Dès décembre 2008, pas moins de 76 anguilles ont été équipées de ces balises Argos nouvelle génération, la moitié en Irlande et l'autre moitié en France. Dans ce dernier pays, les anguilles provenaient de la Loire où elles ont été capturées par des pêcheurs professionnels entre Tours et Ancenis. Une fois équipées, elles ont ensuite été larguées à l'ouest de Saint-Nazaire. Et, un à plusieurs mois plus tard, pas moins de 70 balises sont remontées à la surface et ont livré leurs informations (<-). "Nous n'avions jamais eu un tel retour dans ce type d'études", se félicite Eric Feunteun, professeur au Muséum national d'histoire naturelle et membre d'Eeliad.

POURQUOI LE JOUR NAGENT-ELLES PAR 500 MÈTRES DE FOND ? Les balises révèlent d'étranges parcours. Les enregistrements de luminosité aident à retracer la trajectoire en donnant une longitude par rapport à l'heure de lever du soleil. Certaines anguilles, au lieu de prendre la direction de la mer des Sargasses, filent droit vers le nord ! La température, elle, peut témoigner d'un tragique destin. Une balise vire brusquement de 4 à 6°C, affiche quelques heures plus tard 37°C, redescend et grimpe à 39°C. Traduction ? L'anguille a été mangée par un poisson, dont le sang est un peu plus chaud que l'eau, qui lui-même a été dévoré par un mammifère, animal au sang encore plus chaud. Enfin, la balise a fini son parcours dans l'estomac d'un oiseau ! La prédation n'épargne donc pas les migratrices.
Mais deux résultats inattendus ont totalement surpris les scientifiques. Tout d'abord, au fil de leur migration, les anguilles ne cessent de plonger le jour, à 500 mètres en moyenne (pour échapper à leur prédateur ?) avant de remonter la nuit à la surface (pour économiser de l'énergie ?). Anguilla anguilla descend même parfois pendant plusieurs heures à 2°C, une température qui correspond à son état de repos quand elle est en rivière ! Incapables d'expliquer un tel comportement, les scientifiques supposent que cette alternance joue un rôle dans la maturation sexuelle de l'animal : au Japon en effet, des anguilles soumises en captivité à des changements de température quotidiens voient leurs organes sexuels se développer.
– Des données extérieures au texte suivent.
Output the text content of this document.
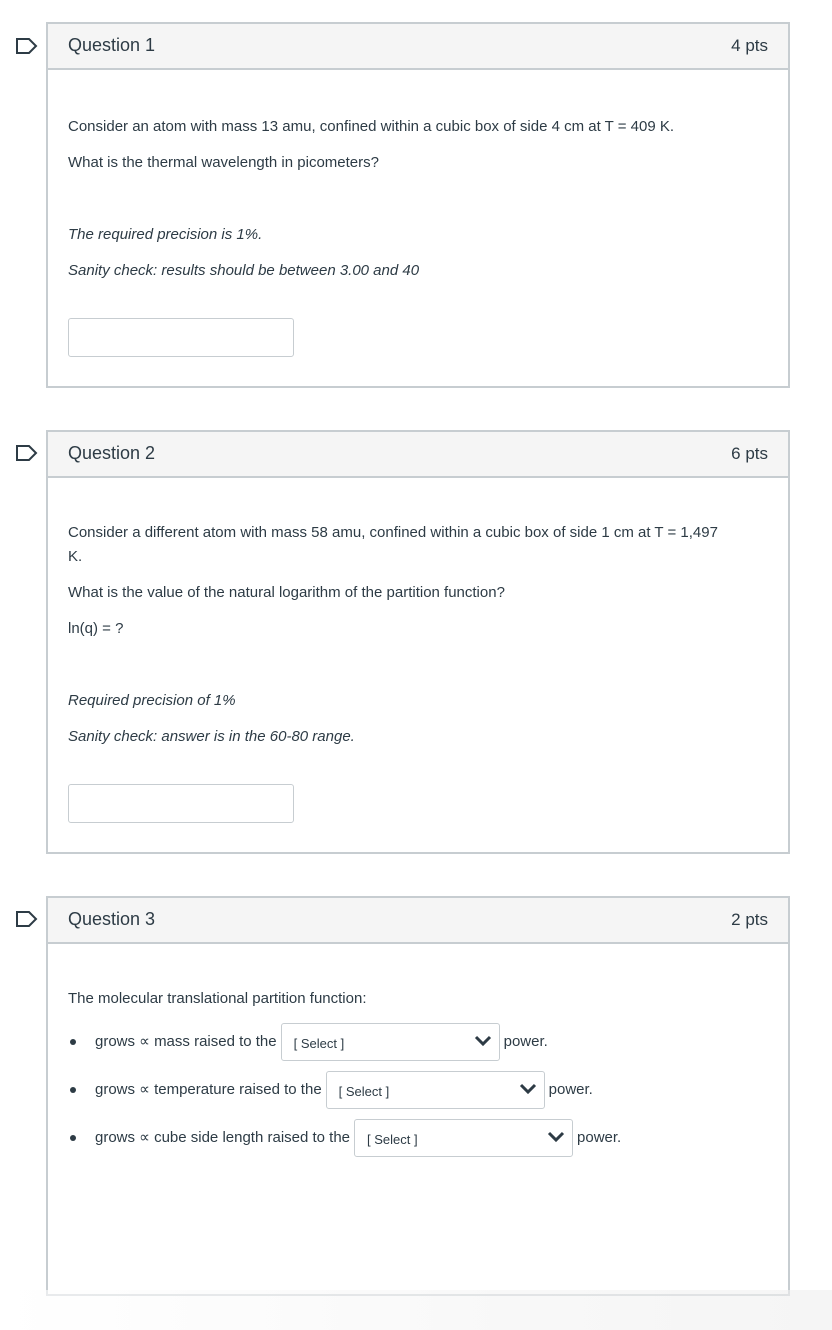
Question 1	4 pts

Consider an atom with mass 13 amu, confined within a cubic box of side 4 cm at T = 409 K.

What is the thermal wavelength in picometers?

The required precision is 1%.

Sanity check: results should be between 3.00 and 40

Question 2	6 pts

Consider a different atom with mass 58 amu, confined within a cubic box of side 1 cm at T = 1,497

K.

What is the value of the natural logarithm of the partition function?

ln(q) = ?

Required precision of 1%

Sanity check: answer is in the 60-80 range.

Question 3	2 pts

The molecular translational partition function:

grows ∝ mass raised to the [ Select ]	power.
grows ∝ temperature raised to the [ Select ]	power.
grows ∝ cube side length raised to the [ Select ]	power.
Leur vitesse de nage intrigue également. Au bout d'un mois, trois anguilles sont arrivées aux Açores, affichant un score de 45 km/h !
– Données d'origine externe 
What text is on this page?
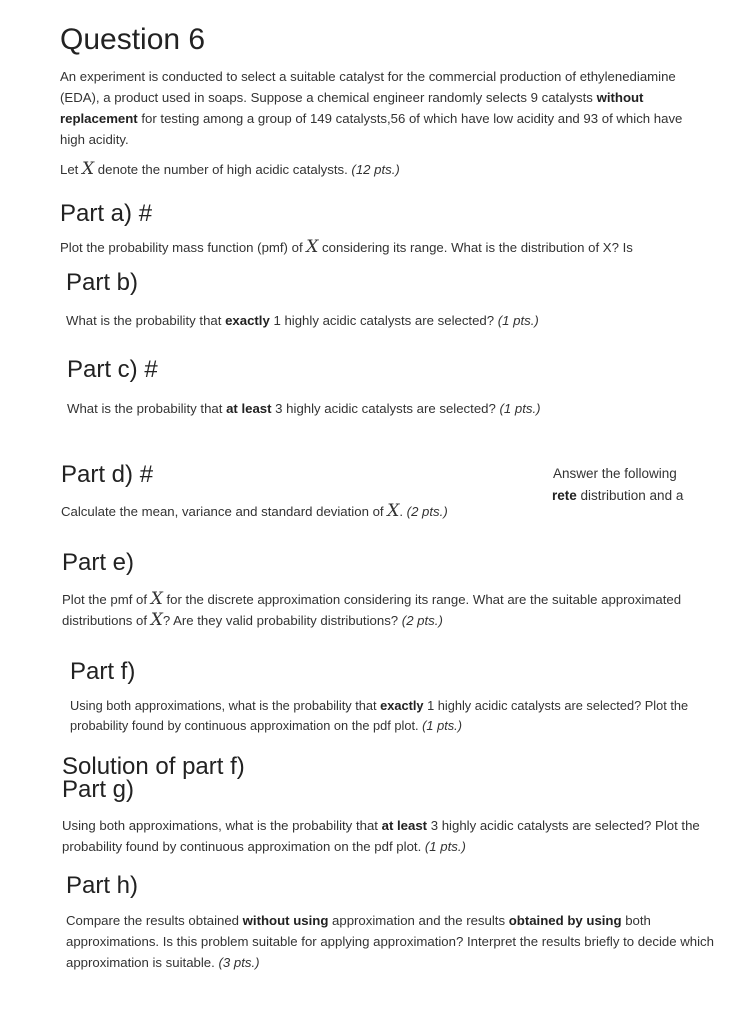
Question 6
An experiment is conducted to select a suitable catalyst for the commercial production of ethylenediamine (EDA), a product used in soaps. Suppose a chemical engineer randomly selects 9 catalysts without replacement for testing among a group of 149 catalysts,56 of which have low acidity and 93 of which have high acidity.
Let X denote the number of high acidic catalysts. (12 pts.)
Part a) #
Plot the probability mass function (pmf) of X considering its range. What is the distribution of X? Is
Part b)
What is the probability that exactly 1 highly acidic catalysts are selected? (1 pts.)
Part c) #
What is the probability that at least 3 highly acidic catalysts are selected? (1 pts.)
Part d) #
Calculate the mean, variance and standard deviation of X. (2 pts.)
Answer the following
rete distribution and a
Part e)
Plot the pmf of X for the discrete approximation considering its range. What are the suitable approximated distributions of X? Are they valid probability distributions? (2 pts.)
Part f)
Using both approximations, what is the probability that exactly 1 highly acidic catalysts are selected? Plot the probability found by continuous approximation on the pdf plot. (1 pts.)
Solution of part f)
Part g)
Using both approximations, what is the probability that at least 3 highly acidic catalysts are selected? Plot the probability found by continuous approximation on the pdf plot. (1 pts.)
Part h)
Compare the results obtained without using approximation and the results obtained by using both approximations. Is this problem suitable for applying approximation? Interpret the results briefly to decide which approximation is suitable. (3 pts.)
"D'un point de vue énergétique, c'est incroyable : cela représente une longueur de corps par seconde, précise Eric Feunteun. C'est comme si nous, les hommes, faisions du 15 km/h, soit un footing non stop nuit et jour pendant plus d'un mois"... Toutefois, la moyenne se situe plutôt aux alentours de 25 km/h, soit... une vitesse insuffisante pour atteindre la mer des Sargasses en mai, période supposée de reproduction ! D'ailleurs, aucune des anguilles marquées ne dépasse la mer des Açores, située au tiers du trajet. Est-ce les balises qui les ralentissent et les condamnent ? Faut-il au contraire croire à un fort taux de mortalité naturelle au cours de cette pénible migration de frai ? Les scientifiques continuent leur investigation. Une seconde série de balises, moins gênantes, doivent être posées d'ici à 2011, date de la fin d'Eeliad. En attendant, si une balise a été perdue, cinq autres voyagent encore sur le dos d'anguilles europénnes. Un jour ou l'autre, c'est sûr, elles se détacheront. Elles émettront alors peut-être depuis la mer des Sargasses, mettant fin à une énigme de plusieurs siècles.